Ese enfoque encaja con una tendencia clara del sector. Los robots de servicio ya no compiten solo por hardware; compiten por integración. Un cliente empresarial no compra únicamente una máquina que se mueve por un vestíbulo. Compra disponibilidad, seguridad, mantenimiento, informes, capacidad de ampliar servicios y una forma de justificar el coste frente a contratar más personal o reorganizar turnos.
La propia MBody ya había dado una señal en marzo, cuando anunció la ampliación de un despliegue con un operador Fortune 500 de gaming y hospitality. En aquella nota previa, la compañía hablaba de operaciones autónomas de limpieza de suelos, de expansión a varias propiedades y de posibles categorías futuras como limpieza exterior, servicios de instalaciones y entrega de comida y bebida.
Ese precedente ayuda a entender el anuncio canadiense. MBody no está intentando convencer al mercado con un robot vistoso, sino con un modelo de despliegue repetible: empezar con tareas de servicio relativamente acotadas, medir rendimiento en instalaciones reales y ampliar a más propiedades o categorías si el cliente ve valor.

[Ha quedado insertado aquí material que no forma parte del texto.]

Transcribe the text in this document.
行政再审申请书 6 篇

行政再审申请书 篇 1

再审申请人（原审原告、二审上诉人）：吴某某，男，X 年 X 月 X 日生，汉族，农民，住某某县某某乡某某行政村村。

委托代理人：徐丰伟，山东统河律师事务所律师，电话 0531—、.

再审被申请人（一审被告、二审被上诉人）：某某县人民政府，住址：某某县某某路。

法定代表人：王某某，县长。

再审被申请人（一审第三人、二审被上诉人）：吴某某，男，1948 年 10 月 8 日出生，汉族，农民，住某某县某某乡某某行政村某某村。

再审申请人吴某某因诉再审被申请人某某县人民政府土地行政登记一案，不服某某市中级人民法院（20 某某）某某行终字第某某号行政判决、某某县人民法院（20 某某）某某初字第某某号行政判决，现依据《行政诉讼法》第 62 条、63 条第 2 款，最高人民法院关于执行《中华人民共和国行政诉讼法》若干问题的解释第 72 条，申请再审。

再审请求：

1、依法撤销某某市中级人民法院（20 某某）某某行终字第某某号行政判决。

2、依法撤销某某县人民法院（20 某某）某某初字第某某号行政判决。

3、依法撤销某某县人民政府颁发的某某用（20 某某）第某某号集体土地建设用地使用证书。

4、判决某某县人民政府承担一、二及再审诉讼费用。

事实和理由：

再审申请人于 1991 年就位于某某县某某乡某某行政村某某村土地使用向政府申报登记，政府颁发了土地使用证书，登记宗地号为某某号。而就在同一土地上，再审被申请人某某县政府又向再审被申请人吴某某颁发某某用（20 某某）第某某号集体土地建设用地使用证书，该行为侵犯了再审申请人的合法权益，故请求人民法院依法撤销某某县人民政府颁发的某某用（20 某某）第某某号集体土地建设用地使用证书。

La parte bursátil exige separar señal y ruido
Hay un matiz importante: MBody AI aparece en estas notas ligada a Check-Cap, la compañía cotizada que está ejecutando una combinación de negocio con MBody. La operación ya fue aprobada por accionistas de ambas partes, según la nota, pero el cierre y la cotización siguen sujetos a condiciones y aprobaciones regulatorias. Eso introduce un sesgo evidente: cada avance operativo también sirve para reforzar el relato bursátil de la operación.
Por eso el dato más útil no es que Check-Cap quiera convertirse en una compañía de IA física, sino que MBody afirma tener robots en operaciones reales, expansión geográfica y una plataforma de gestión hardware-agnostic. Si esas instalaciones generan datos suficientes, la ventaja puede estar menos en fabricar el robot y más en acumular experiencia operacional entre edificios, clientes y tipos de tarea.
Lo que falta para evaluar la madurez es igual de importante: nombres de clientes, número de robots activos, horas de operación, tasa de incidencias, intervención humana, coste por tarea y permanencia tras los pilotos. Sin esas métricas, el anuncio marca dirección, no prueba definitiva.
Aun así, la noticia merece atención porque refleja una vía pragmática para la robótica empresarial. Mientras los humanoides acaparan titulares, muchas implantaciones reales avanzan por otro camino: robots especializados, tareas repetibles y una capa de software que convierte máquinas dispersas en una operación medible. Si MBody consigue que Orchestrator haga eso en más estados y en Canadá, su avance será menos espectacular que un vídeo viral, pero más cercano a cómo se compra automatización en el mundo real.